Evidence-based policies or policy-based evidence?

added on November 4, 2009 by Liza Lort-Phillips

I was struck by a comment in the editorial in today’s FT about the resignation of the government’s chief drug advisor Professor Nutt. At the heart of the row, the question of government moving from reliance on ‘evidence-based policy’ to one that seeks to do the opposite: find the right evidence it needs to justify its policy decisions. Moving from? Was it not always thus? As a former market researcher, I know the tricks of the trade – that is, if you ask a question a certain way, you can encourage a certain answer..  But it got me to thinking about the world in which we work with companies and sustainability issues… and to the extent they too, are guilty of the same. And are we, as their advisors, sometimes complicit in this?

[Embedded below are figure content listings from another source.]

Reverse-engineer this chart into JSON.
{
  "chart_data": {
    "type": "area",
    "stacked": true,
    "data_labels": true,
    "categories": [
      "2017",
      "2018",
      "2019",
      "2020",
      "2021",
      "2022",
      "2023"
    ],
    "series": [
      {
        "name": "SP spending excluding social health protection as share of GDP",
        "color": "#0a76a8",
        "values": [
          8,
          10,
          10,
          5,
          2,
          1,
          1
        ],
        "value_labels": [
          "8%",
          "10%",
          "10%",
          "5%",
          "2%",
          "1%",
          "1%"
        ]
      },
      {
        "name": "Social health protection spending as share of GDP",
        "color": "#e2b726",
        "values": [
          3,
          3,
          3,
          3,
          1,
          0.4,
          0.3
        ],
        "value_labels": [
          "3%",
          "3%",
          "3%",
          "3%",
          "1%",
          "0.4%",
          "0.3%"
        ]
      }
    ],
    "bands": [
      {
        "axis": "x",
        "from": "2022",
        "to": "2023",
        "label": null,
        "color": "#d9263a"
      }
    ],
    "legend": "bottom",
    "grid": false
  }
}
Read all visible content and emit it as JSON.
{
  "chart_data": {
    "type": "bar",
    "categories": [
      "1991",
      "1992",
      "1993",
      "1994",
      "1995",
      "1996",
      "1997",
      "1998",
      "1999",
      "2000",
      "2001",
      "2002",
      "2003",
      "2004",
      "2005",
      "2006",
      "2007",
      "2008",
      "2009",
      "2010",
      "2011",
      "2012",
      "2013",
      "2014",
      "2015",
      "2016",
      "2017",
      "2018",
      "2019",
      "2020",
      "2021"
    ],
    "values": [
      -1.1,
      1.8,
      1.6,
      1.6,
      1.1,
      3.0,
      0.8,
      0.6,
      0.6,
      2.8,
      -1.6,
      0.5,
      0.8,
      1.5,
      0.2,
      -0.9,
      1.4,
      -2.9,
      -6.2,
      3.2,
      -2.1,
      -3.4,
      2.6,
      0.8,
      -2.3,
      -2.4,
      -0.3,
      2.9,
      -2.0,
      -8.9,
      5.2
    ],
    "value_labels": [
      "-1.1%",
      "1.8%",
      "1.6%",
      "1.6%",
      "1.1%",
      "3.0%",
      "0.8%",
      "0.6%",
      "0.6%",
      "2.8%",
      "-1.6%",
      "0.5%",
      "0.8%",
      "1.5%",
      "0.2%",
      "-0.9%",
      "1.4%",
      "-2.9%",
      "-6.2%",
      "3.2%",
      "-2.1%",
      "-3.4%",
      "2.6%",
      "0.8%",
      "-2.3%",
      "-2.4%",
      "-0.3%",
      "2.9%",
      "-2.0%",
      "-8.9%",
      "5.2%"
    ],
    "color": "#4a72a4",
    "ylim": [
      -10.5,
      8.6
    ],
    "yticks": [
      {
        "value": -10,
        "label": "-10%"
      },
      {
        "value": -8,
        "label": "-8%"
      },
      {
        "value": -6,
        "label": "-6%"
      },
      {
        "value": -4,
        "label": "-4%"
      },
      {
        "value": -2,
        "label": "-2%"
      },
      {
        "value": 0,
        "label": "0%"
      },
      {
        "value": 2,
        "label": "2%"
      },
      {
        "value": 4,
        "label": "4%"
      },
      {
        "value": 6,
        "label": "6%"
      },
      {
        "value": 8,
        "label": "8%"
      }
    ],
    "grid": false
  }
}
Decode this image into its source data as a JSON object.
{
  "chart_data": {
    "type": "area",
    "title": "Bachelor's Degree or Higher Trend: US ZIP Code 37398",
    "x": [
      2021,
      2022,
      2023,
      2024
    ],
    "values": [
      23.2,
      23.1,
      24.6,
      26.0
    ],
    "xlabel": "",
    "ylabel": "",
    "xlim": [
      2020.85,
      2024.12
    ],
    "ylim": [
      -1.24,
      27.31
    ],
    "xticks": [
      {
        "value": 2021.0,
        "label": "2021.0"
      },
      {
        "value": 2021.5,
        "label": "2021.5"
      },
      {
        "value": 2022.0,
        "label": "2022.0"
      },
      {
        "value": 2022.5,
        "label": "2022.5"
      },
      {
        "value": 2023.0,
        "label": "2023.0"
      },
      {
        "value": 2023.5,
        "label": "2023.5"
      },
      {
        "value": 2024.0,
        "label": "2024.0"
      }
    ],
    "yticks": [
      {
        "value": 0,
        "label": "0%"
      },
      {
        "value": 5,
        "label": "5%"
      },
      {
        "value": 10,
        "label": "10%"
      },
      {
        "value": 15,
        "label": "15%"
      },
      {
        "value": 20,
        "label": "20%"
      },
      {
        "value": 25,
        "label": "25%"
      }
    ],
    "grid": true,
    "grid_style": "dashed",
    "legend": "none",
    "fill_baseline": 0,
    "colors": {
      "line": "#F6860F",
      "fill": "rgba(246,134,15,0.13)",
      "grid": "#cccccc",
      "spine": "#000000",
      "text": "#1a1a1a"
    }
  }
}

Not so long ago I got a call from someone asking on behalf of their client whether we ‘do ethical supply chain policies’. We do ‘do’, I said, but there are a few other questions that come before the ‘doing’, like why do they want it, what are they buying from where, what sort of issues do they have in their supply chain, and how are they intending to use it?  To which the answer was ‘because our competitors seem to have one, and customers are starting to ask if they have one. So they need to keep them off their backs, basically. A policy should do the trick, right?’ Hmm. Indeed. I suspect more companies, if they are honest, might say the same thing in an unguarded moment.  

Almost anybody can cobble together a respectable-looking policy together these days if they put their mind to it. But how rooted is it in how your business thinks, what your business does, its needs and constraints, and its customer/consumer priorities?  In other areas perhaps, companies do better. On environmental issues, for example, there is more evidence on which to base policies – not least the weight of science, regulation, and 40 years of campaigning.

On companies’ commitment to go Fairtrade…or for that matter Rainforest Alliance certified? We know that it’s not just about what consumers think. Because lots of them just don’t. Or rather they think about different things. So, are they acting from real evidence, an anticipation of what lies ahead? Or a deeper sense of concerns driven from within the business? Perhaps a mix of all three.

And does it matter if we don’t have the evidence, as long as the net result is a good one at the end of the day? Well, I guess it depends on who’s at the receiving end of that net result.

At the end of the day, we’re all for evidence.  Evidence has to be the cornerstone of any policy or action, or it becomes meaningless. We spend our days helping companies find it, show proof of it, because, good, bad or ugly, it’s the foundation on which responsible behaviour and progress can be built.